Index + Sorted Heap Table : <-- Is this a Clustered Index Table? 索引+排序堆表 ：< - 这是一个聚簇索引表吗？
- There's one main "clustered index". 有一个主要的“聚集索引”。
- There's a heap table where the rows are stored in the order defined by the clustered index. 有一个堆表，其中行按聚簇索引定义的顺序存储。
- Each row in the heap table has a ROWID. 堆表中的每一行都有一个ROWID。
- The clustered index does not include non-key columns, but a ROWID to access the real row in the heap table. 聚簇索引不包括非键列，而是包含用于访问堆表中实际行的ROWID。
- DB2 seems to be able to "Cluster" tables. DB2似乎能够“集群”表。
- PostgreSQL seems to also call these tables as "Cluster ing Index" tables. PostgreSQL似乎也称这些表为“Cluster ing Index”表。
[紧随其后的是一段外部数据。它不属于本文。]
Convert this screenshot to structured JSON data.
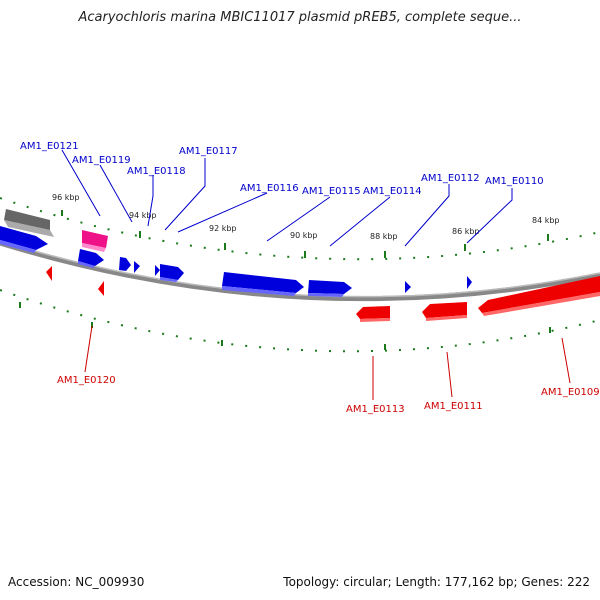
{
  "title": "Acaryochloris marina MBIC11017 plasmid pREB5, complete seque...",
  "footer": {
    "accession": "Accession: NC_009930",
    "info": "Topology: circular; Length: 177,162 bp; Genes: 222"
  },
  "ticks": [
    "96 kbp",
    "94 kbp",
    "92 kbp",
    "90 kbp",
    "88 kbp",
    "86 kbp",
    "84 kbp"
  ],
  "genes": {
    "AM1_E0121": "AM1_E0121",
    "AM1_E0119": "AM1_E0119",
    "AM1_E0118": "AM1_E0118",
    "AM1_E0117": "AM1_E0117",
    "AM1_E0116": "AM1_E0116",
    "AM1_E0115": "AM1_E0115",
    "AM1_E0114": "AM1_E0114",
    "AM1_E0112": "AM1_E0112",
    "AM1_E0110": "AM1_E0110",
    "AM1_E0120": "AM1_E0120",
    "AM1_E0113": "AM1_E0113",
    "AM1_E0111": "AM1_E0111",
    "AM1_E0109": "AM1_E0109"
  },
  "colors": {
    "forward": "#0000ee",
    "reverse": "#ee0000",
    "pink": "#ee1188",
    "gray": "#666666",
    "tick": "#1a7a1a"
  }
}
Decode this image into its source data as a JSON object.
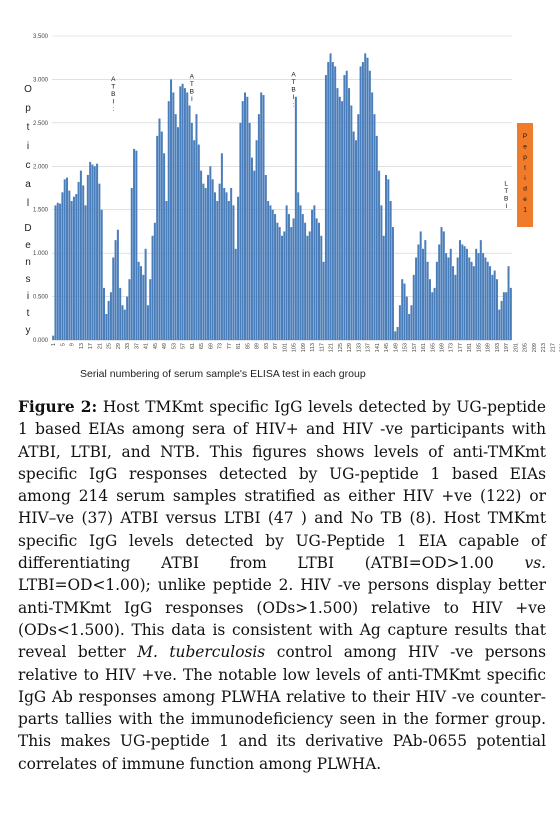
{
  "chart_data": {
    "type": "bar",
    "title": "",
    "ylabel": "Optical Density",
    "xlabel": "Serial numbering of serum sample's ELISA test in each group",
    "ylim": [
      0,
      3.5
    ],
    "yticks": [
      "0.000",
      "0.500",
      "1.000",
      "1.500",
      "2.000",
      "2.500",
      "3.000",
      "3.500"
    ],
    "xticks": [
      1,
      5,
      9,
      13,
      17,
      21,
      25,
      29,
      33,
      37,
      41,
      45,
      49,
      53,
      57,
      61,
      65,
      69,
      73,
      77,
      81,
      85,
      89,
      93,
      97,
      101,
      105,
      109,
      113,
      117,
      121,
      125,
      129,
      133,
      137,
      141,
      145,
      149,
      153,
      157,
      161,
      165,
      169,
      173,
      177,
      181,
      185,
      189,
      193,
      197,
      201,
      205,
      209,
      213,
      217,
      221,
      225,
      229,
      233,
      237,
      241,
      245
    ],
    "values": [
      0.05,
      1.55,
      1.58,
      1.57,
      1.7,
      1.85,
      1.87,
      1.72,
      1.6,
      1.65,
      1.68,
      1.82,
      1.95,
      1.78,
      1.55,
      1.9,
      2.05,
      2.02,
      2.0,
      2.03,
      1.8,
      1.5,
      0.6,
      0.3,
      0.45,
      0.55,
      0.95,
      1.15,
      1.27,
      0.6,
      0.4,
      0.35,
      0.5,
      0.7,
      1.75,
      2.2,
      2.18,
      0.9,
      0.85,
      0.75,
      1.05,
      0.4,
      0.7,
      1.2,
      1.35,
      2.35,
      2.55,
      2.4,
      2.15,
      1.6,
      2.75,
      3.0,
      2.85,
      2.6,
      2.45,
      2.92,
      2.95,
      2.9,
      2.85,
      2.7,
      2.5,
      2.3,
      2.6,
      2.25,
      1.95,
      1.8,
      1.75,
      1.9,
      2.0,
      1.85,
      1.7,
      1.6,
      1.8,
      2.15,
      1.75,
      1.7,
      1.6,
      1.75,
      1.55,
      1.05,
      1.65,
      2.5,
      2.75,
      2.85,
      2.8,
      2.5,
      2.1,
      1.95,
      2.3,
      2.6,
      2.85,
      2.82,
      1.9,
      1.6,
      1.55,
      1.5,
      1.45,
      1.35,
      1.3,
      1.2,
      1.25,
      1.55,
      1.45,
      1.3,
      1.4,
      2.8,
      1.7,
      1.55,
      1.45,
      1.35,
      1.2,
      1.25,
      1.5,
      1.55,
      1.4,
      1.35,
      1.2,
      0.9,
      3.05,
      3.2,
      3.3,
      3.2,
      3.15,
      2.9,
      2.8,
      2.75,
      3.05,
      3.1,
      2.9,
      2.7,
      2.4,
      2.3,
      2.6,
      3.15,
      3.2,
      3.3,
      3.25,
      3.1,
      2.85,
      2.6,
      2.35,
      1.95,
      1.55,
      1.2,
      1.9,
      1.85,
      1.6,
      1.3,
      0.1,
      0.15,
      0.4,
      0.7,
      0.65,
      0.5,
      0.3,
      0.4,
      0.75,
      0.95,
      1.1,
      1.25,
      1.05,
      1.15,
      0.9,
      0.7,
      0.55,
      0.6,
      0.9,
      1.1,
      1.3,
      1.25,
      1.0,
      0.95,
      1.05,
      0.85,
      0.75,
      0.95,
      1.15,
      1.1,
      1.08,
      1.05,
      0.95,
      0.9,
      0.85,
      1.05,
      1.0,
      1.15,
      1.0,
      0.95,
      0.9,
      0.85,
      0.75,
      0.8,
      0.7,
      0.35,
      0.45,
      0.55,
      0.55,
      0.85,
      0.6
    ],
    "annotations": [
      {
        "text": "ATBI:",
        "x": 27,
        "y": 3.05
      },
      {
        "text": "ATBI",
        "x": 61,
        "y": 3.08
      },
      {
        "text": "ATBI:",
        "x": 105,
        "y": 3.1
      },
      {
        "text": "LTBI",
        "x": 197,
        "y": 1.85
      },
      {
        "text": "NTB",
        "x": 232,
        "y": 1.65
      }
    ],
    "side_label": "Peptide1",
    "side_color": "#f07b2a",
    "bar_color": "#4a7ebb",
    "grid": true
  },
  "caption": {
    "label": "Figure 2:",
    "text_a": " Host TMKmt specific IgG levels detected by UG-peptide 1 based EIAs among sera of HIV+ and HIV -ve participants with ATBI, LTBI, and NTB. This figures shows levels of anti-TMKmt specific IgG responses detected by UG-peptide 1 based EIAs among 214 serum samples stratified as either HIV +ve (122) or HIV–ve (37) ATBI versus LTBI (47 ) and No TB (8). Host TMKmt specific IgG levels detected by UG-Peptide 1 EIA capable of differentiating ATBI from LTBI (ATBI=OD>1.00 ",
    "vs": "vs.",
    "text_b": " LTBI=OD<1.00); unlike peptide 2. HIV -ve persons display better anti-TMKmt IgG responses (ODs>1.500) relative to HIV +ve (ODs<1.500). This data is consistent with Ag capture results that reveal better ",
    "organism": "M. tuberculosis",
    "text_c": " control among HIV -ve persons relative to HIV +ve. The notable low levels of anti-TMKmt specific IgG Ab responses among PLWHA relative to their HIV -ve counter-parts tallies with the immunodeficiency seen in the former group. This makes UG-peptide 1 and its derivative PAb-0655 potential correlates of immune function among PLWHA."
  }
}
Now, which ones of these #2 or #3 is a "Clustered Index Table"? 现在，这些＃2或＃3中的哪些是“聚集索引表”？ Who's telling the truth and who's lying? 谁在说实话，谁说谎？ :D ：d

In other words, is the term "Clustered Index Table" a commercial term that each vendor freely defines as he/she pleases, or is there an official unique definition according to some official database theory? 换句话说，术语“聚集索引表”是一个商业术语，每个供应商可以根据他/她喜欢自由定义，还是根据某些官方数据库理论有官方唯一定义？

1 个解决方案

As far as I know, a "clustered index" is an index where the leaf nodes of the index are the data pages. 据我所知，“聚簇索引”是索引的叶节点是数据页的索引。 This is different from a non-clustered index where the leaf nodes are references to rows stored on the data pages. 这与非聚集索引不同，其中叶节点是对存储在数据页上的行的引用。

A table can have at most one clustered index. 一个表最多只能有一个聚簇索引。 In a table with a clustered index, the data is sorted on by the index keys. 在具有聚簇索引的表中，数据按索引键排序。

Postgres does not support clustered indexes. Postgres不支持聚簇索引。 It does have a table optimization called "cluster" that sorts the data based on an index. 它确实有一个名为“cluster”的表优化，它根据索引对数据进行排序。 However, this ordering is not maintained, so it is not the same as a clustered index. 但是，不保留此顺序，因此它与聚簇索引不同。